Le va-et-vient du couteau du cuchillero, celui de la douleur (« Holding himself close that he not escape from himself for he felt it over and over » (McCarthy, 1998, p.83)) sont à penser en parallèle des allers et venues de part et d’autre de la frontière, évoquant l’idée d’une intériorisation de la frontière, de la césure.
Le couteau, arme avec laquelle John Grady tue, se fait couper la joue puis tuer, symbolise cette scission intérieure. Il est l’homme de la traversée, de la transgression. Parti avec son ami Rawlins, ce dernier étant à la recherche d’un cliché, il parcourt avant tout un espace intérieur, celui d’un trajet initiatique qui le conduira aux franges et aux marges. John Grady opère sa véritable transformation lorsqu’il est seul, séparé de son ami, dans cette prison mexicaine, dont les règles semblent à la fois hermétiques et arbitraires. C’est en prison qu’il tue, acte autant définitif que séparatif : la cicatrice qu’il arbore à partir de ce moment-là et qu’il observe dans un miroir, rendu à sa propre étrangeté, est le signe d’une double scission : scission du monde des hommes et scission, coupure de lui-même et de son identité. Il tente de rétablir une fausse symétrie alors même qu’il fait l’expérience de la souffrance et de la division :
He studied his face in a clouded glass. His jaw was bruised and swollen. If he moved his head in the mirror to a certain place he could restore some symmetry to the two sides of his face and the pain was tolerable if he kept his mouth shut. (McCarthy, 1992, p. 58)
Il connaît aussi la douloureuse séparation de celle qu’il aime, pensée comme un point de non-retour. Dépossédé de lui-même, réduit au silence par la douleur («if he kept his mouth shut»), il est comme possédé par un autre qui pénètre en lui, la souffrance se personnifiant en une entité mauvaise (le Diable est bien le Diviseur…). La douleur suppose une altération définitive, dans cette confrontation à l’altérité ; l’imperméabilité de cette frontière a pour conséquence tragique de révéler la porosité de l’âme elle-même :
He saw very clearly how all his life led only to this moment and all after led nowhere at all. He felt something cold and soulless enter him like another being and he imagined that it smiled malignly and he had no reason to believe that it would ever leave. (McCarthy,1992, p. 57)

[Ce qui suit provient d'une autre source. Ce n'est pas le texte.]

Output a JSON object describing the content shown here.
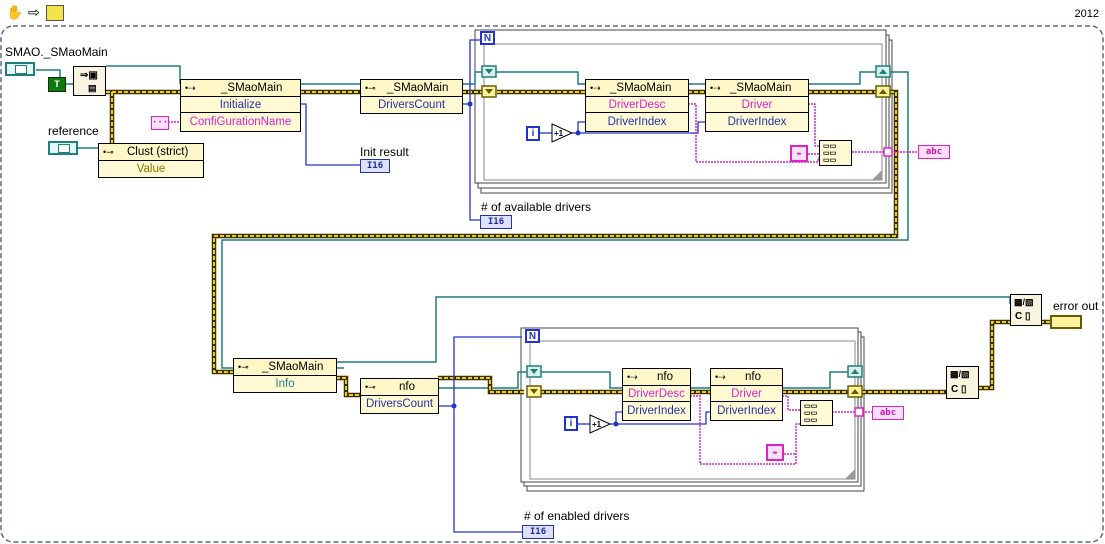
{
  "version": "2012",
  "labels": {
    "smao_main": "SMAO._SMaoMain",
    "reference": "reference",
    "init_result": "Init result",
    "available_drivers": "# of available drivers",
    "enabled_drivers": "# of enabled drivers",
    "error_out": "error out"
  },
  "nodes": {
    "initialize": {
      "name": "_SMaoMain",
      "method": "Initialize",
      "param": "ConfiGurationName"
    },
    "drivers_count": {
      "name": "_SMaoMain",
      "prop": "DriversCount"
    },
    "driver_desc": {
      "name": "_SMaoMain",
      "prop1": "DriverDesc",
      "prop2": "DriverIndex"
    },
    "driver": {
      "name": "_SMaoMain",
      "prop1": "Driver",
      "prop2": "DriverIndex"
    },
    "clust": {
      "name": "Clust (strict)",
      "prop": "Value"
    },
    "info": {
      "name": "_SMaoMain",
      "prop": "Info"
    },
    "nfo_count": {
      "name": "nfo",
      "prop": "DriversCount"
    },
    "nfo_desc": {
      "name": "nfo",
      "prop1": "DriverDesc",
      "prop2": "DriverIndex"
    },
    "nfo_driver": {
      "name": "nfo",
      "prop1": "Driver",
      "prop2": "DriverIndex"
    }
  },
  "glyphs": {
    "loop_count": "N",
    "iter": "i",
    "plus": "+1",
    "i16": "I16",
    "abc": "abc",
    "true_const": "T",
    "dash": "-"
  },
  "colors": {
    "refnum_wire": "#1e7f7f",
    "error_wire_a": "#c9b400",
    "error_wire_b": "#3a2d00",
    "int_wire": "#2233cc",
    "string_wire": "#dd22cc",
    "node_bg": "#fff9d4"
  }
}
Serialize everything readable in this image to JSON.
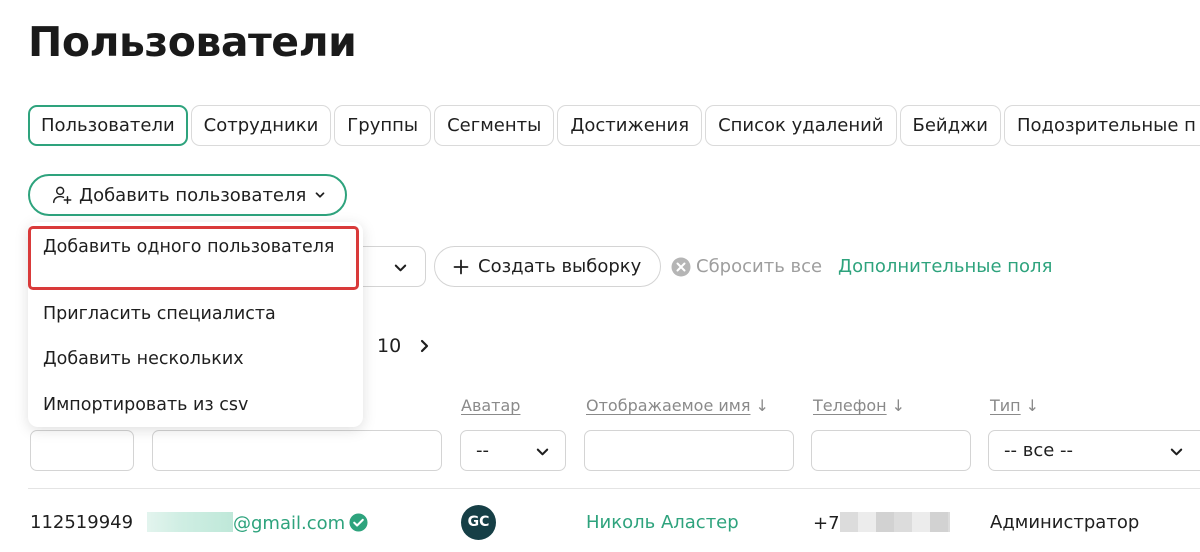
{
  "page": {
    "title": "Пользователи"
  },
  "tabs": [
    {
      "label": "Пользователи",
      "active": true
    },
    {
      "label": "Сотрудники"
    },
    {
      "label": "Группы"
    },
    {
      "label": "Сегменты"
    },
    {
      "label": "Достижения"
    },
    {
      "label": "Список удалений"
    },
    {
      "label": "Бейджи"
    },
    {
      "label": "Подозрительные п"
    }
  ],
  "toolbar": {
    "add_user_label": "Добавить пользователя",
    "add_user_icon": "user-plus-icon",
    "menu": [
      "Добавить одного пользователя",
      "Пригласить специалиста",
      "Добавить нескольких",
      "Импортировать из csv"
    ],
    "highlighted_menu_item": "Добавить одного пользователя"
  },
  "filters_bar": {
    "create_selection_label": "Создать выборку",
    "reset_label": "Сбросить все",
    "extra_fields_label": "Дополнительные поля"
  },
  "pagination": {
    "last_page": "10"
  },
  "table": {
    "columns": {
      "avatar": "Аватар",
      "display_name": "Отображаемое имя",
      "phone": "Телефон",
      "type": "Тип"
    },
    "sort_arrow": "↓",
    "filters": {
      "avatar_select": "--",
      "type_select": "-- все --"
    },
    "rows": [
      {
        "id": "112519949",
        "email_domain": "@gmail.com",
        "avatar_initials": "GC",
        "display_name": "Николь Аластер",
        "phone_prefix": "+7",
        "type": "Администратор"
      }
    ]
  },
  "colors": {
    "accent": "#2ea37d",
    "highlight_border": "#d93a3a",
    "avatar_bg": "#163f46",
    "muted_text": "#8a8a8a"
  }
}
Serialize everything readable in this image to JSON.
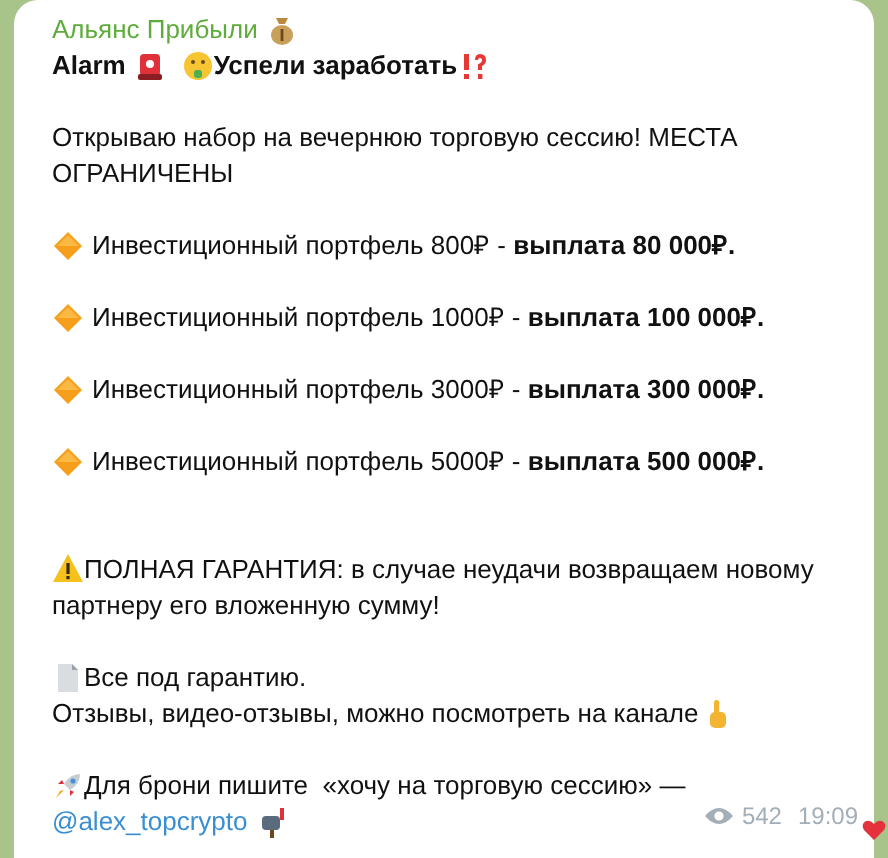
{
  "channel": {
    "name": "Альянс Прибыли"
  },
  "headline": {
    "title": "Alarm",
    "tagline": "Успели заработать"
  },
  "intro": "Открываю набор на вечернюю торговую сессию! МЕСТА ОГРАНИЧЕНЫ",
  "offers": [
    {
      "text": "Инвестиционный портфель 800₽ - **выплата 80 000₽.**"
    },
    {
      "text": "Инвестиционный портфель 1000₽ - **выплата 100 000₽.**"
    },
    {
      "text": "Инвестиционный портфель 3000₽ - **выплата 300 000₽.**"
    },
    {
      "text": "Инвестиционный портфель 5000₽ - **выплата 500 000₽.**"
    }
  ],
  "guarantee": "ПОЛНАЯ ГАРАНТИЯ: в случае неудачи возвращаем новому партнеру его вложенную сумму!",
  "note": {
    "line_1": "Все под гарантию.",
    "line_2": "Отзывы, видео-отзывы, можно посмотреть на канале"
  },
  "cta": {
    "text": "Для брони пишите  «хочу на торговую сессию» —",
    "link": "@alex_topcrypto"
  },
  "meta": {
    "views": "542",
    "time": "19:09"
  }
}
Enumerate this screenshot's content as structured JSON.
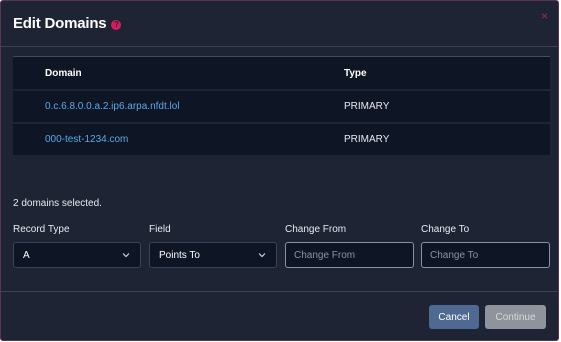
{
  "modal": {
    "title": "Edit Domains",
    "help_icon": "?",
    "close_icon": "×"
  },
  "table": {
    "headers": {
      "domain": "Domain",
      "type": "Type"
    },
    "rows": [
      {
        "domain": "0.c.6.8.0.0.a.2.ip6.arpa.nfdt.lol",
        "type": "PRIMARY"
      },
      {
        "domain": "000-test-1234.com",
        "type": "PRIMARY"
      }
    ]
  },
  "selection": {
    "text": "2 domains selected."
  },
  "form": {
    "record_type": {
      "label": "Record Type",
      "value": "A"
    },
    "field": {
      "label": "Field",
      "value": "Points To"
    },
    "change_from": {
      "label": "Change From",
      "placeholder": "Change From",
      "value": ""
    },
    "change_to": {
      "label": "Change To",
      "placeholder": "Change To",
      "value": ""
    }
  },
  "footer": {
    "cancel_label": "Cancel",
    "continue_label": "Continue"
  },
  "colors": {
    "background": "#1e2434",
    "table_bg": "#0e1525",
    "link": "#5aa9e6",
    "accent_pink": "#d81b60",
    "error_bar": "#c2202f",
    "cancel_button": "#4e6a92",
    "continue_button_disabled": "#8e939c"
  }
}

La deuxième confrontation amène la mort, tragique. Il meurt seul, tenant ses tripes à pleines mains, confronté à l’insoutenable légèreté de son être, pour reprendre la formule frappante de Milan Kundera:
[...] that lightness that he took for his soul and which stood so tentatively at the door of his corporeal self. Like some light footed animal that stood testing the air at the open door of a cage. He heard the distant toll of bells from the cathedral in the city and he heard his own breath soft and uncertain in the cold and the dark of the child's playhouse in that alien land where he lay in his blood. (McCarthy, 1998, p. 83)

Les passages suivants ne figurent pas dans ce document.